Applications are reviewed in March by a panel of people from the city, its animal control contractor and the Red Deer and District SPCA, says Coomber.

Successful applicants receive a letter of approval, which they can then take to the veterinarian of their choice. Coomber then uses money from the fund to pay the vets for the surgeries and post-surgery pain medications.

Low-income families will make up most of the approvals, with a lesser percentage available to dog owners who fit in the other three categories, she said. While each veterinary clinic has its own fee schedules, the cost of neutering a male dog ranges from $180 to $300 while spaying a female can run from $200 to $500, said Coomber.

That makes cost a significant factor for people who would like to have their dogs altered but are having trouble making ends meet.

The program is limited to one dog per household per year.

Approvals were granted for 98 surgeries in 2010 because there was a good reserve in the fund, said Coomber. Another 48 approvals were issued in 2011, but some of those were not done.

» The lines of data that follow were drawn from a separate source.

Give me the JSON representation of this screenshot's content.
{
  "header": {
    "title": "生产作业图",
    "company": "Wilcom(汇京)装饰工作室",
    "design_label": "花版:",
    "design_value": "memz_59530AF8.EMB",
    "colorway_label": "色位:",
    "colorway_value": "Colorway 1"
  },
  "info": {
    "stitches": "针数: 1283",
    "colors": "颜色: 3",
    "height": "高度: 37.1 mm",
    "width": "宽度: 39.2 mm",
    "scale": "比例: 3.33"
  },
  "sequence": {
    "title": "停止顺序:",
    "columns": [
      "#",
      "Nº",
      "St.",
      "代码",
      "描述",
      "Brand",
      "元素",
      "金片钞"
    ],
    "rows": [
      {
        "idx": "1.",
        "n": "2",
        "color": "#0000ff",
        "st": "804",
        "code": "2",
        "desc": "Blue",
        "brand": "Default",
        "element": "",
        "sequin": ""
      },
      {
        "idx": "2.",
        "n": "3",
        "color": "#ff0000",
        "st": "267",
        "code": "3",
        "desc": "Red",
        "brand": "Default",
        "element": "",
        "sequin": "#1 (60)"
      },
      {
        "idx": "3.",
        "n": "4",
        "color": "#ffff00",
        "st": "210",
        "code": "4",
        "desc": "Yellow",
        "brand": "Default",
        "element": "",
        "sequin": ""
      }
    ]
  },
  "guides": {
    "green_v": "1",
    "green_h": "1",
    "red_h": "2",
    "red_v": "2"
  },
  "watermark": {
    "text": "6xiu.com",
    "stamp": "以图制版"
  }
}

While 6,858 dogs have been licensed this year, a large number of owners have taken the risk of not putting tags on their dogs’ collars, said Coomber. Buying the licence is considerably less expensive than having an untagged dog caught at large, she said.

The fines are $250 for a first offence of failing to licence a dog and another $250 for a first offence of letting a dog run at large. One of the greatest benefits to the licence is that animal control can contact the owners right away and return the dog, often with a warning rather than a ticket, said Coomber.

Tara Heppell, executive director of the Red Deer and District SPCA, said her organization supports any program that will help reduce the number of animals left free to breed and the unwanted puppies that are born as a result.

Applications are now available from City Hall cashiers, the SPCA at 4505 77th St. and Alberta Animal Services (Riverside Kennels) at 4640 61st St. Downloadable forms can be downloaded from the city’s inspections and licensing page,

Applications must be submitted to one of the above locations by 4:30 p.m. on Friday, March 16, but cannot be submitted online. Successful applications will receive word by March 19 and the procedure must be performed before May 25.